История Лизи
Шрифт:
– Ты не можешь охотиться на була, когда в доме полным-полно клаттербагных помощников шерифа, – сказала она. – Опять же…
Опять же, я думаю, Скотт еще продолжает говорить. Или пытается.
– Милая, – сказала она пустой спальне. – Хотелось бы только знать, о чем идет речь.
Она посмотрела на электронные часы, которые стояли на прикроватном столике, и удивилась, увидев, что еще только без двадцати одиннадцать. День, казалось, длился уже тысячу лет, но она подозревала, что причина проста: слишком долго она переживала прошлое.

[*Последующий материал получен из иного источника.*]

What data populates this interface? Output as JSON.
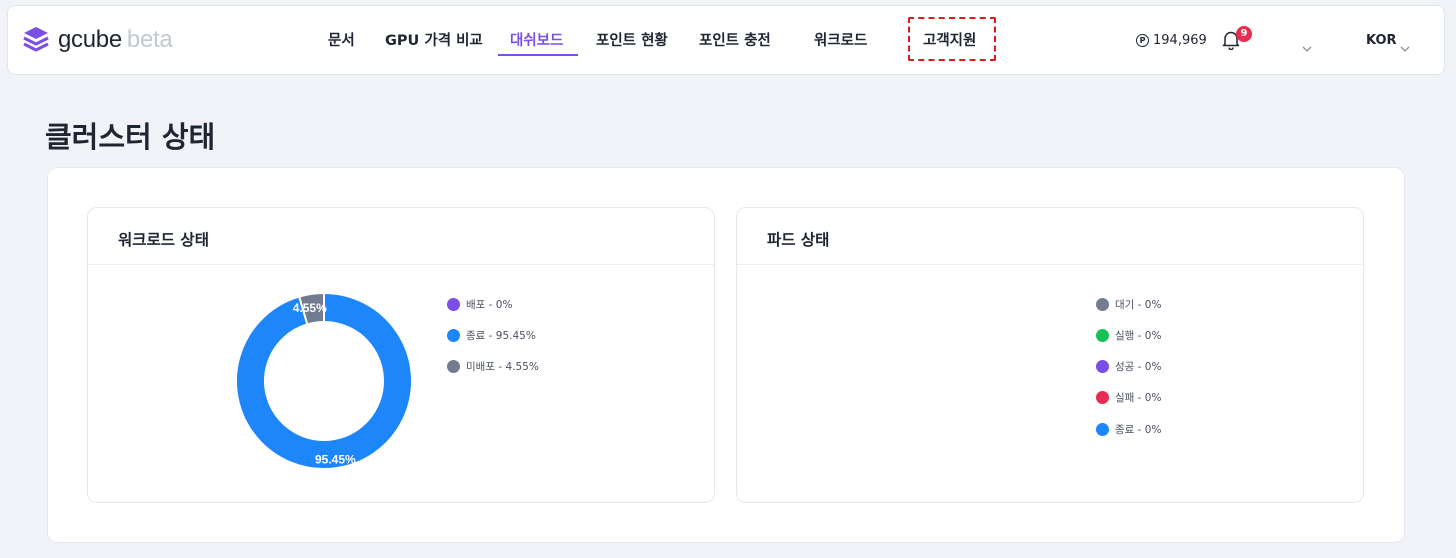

Воспоминания искажали перспективу, а наиболее яркие могли полностью останавливать время.
Но
«Что ж, – подумала Лизи, – давайте поглядим. Бывший король инкунков сейчас наверняка находится в королевстве Питтсбург и, несомненно, страдает от ужаса, который мой умерший муж называл синдромом липкой мошонки. Помощник шерифа Олстон – в Кэш-Корнерс на месте пожара, разбирается с возможным поджогом. Джим Дули? Может, затаился в лесу неподалеку, обстругивает палочку, мой консервный нож сунул в карман, а сам ждет, когда же пройдет день. Его «ПТ Круизер» спрятан в одном из десятков брошенных сараев или амбаров на Вью или в Дип-Кат, за административной границей города Харлоу. Дарла, вероятно, на пути в аэропорт Портленда, чтобы встретить там Канти. Добрый мамик сказала бы, что Дарла отчалила под звуки фанфар. Аманда? Ох, Аманда ушла, любимая. И Скотт знал, что уйдет, рано или поздно. Разве он не сделал все, что только возможно, вплоть до того, что зарезервировал для нее палату? А для этого нужно знать».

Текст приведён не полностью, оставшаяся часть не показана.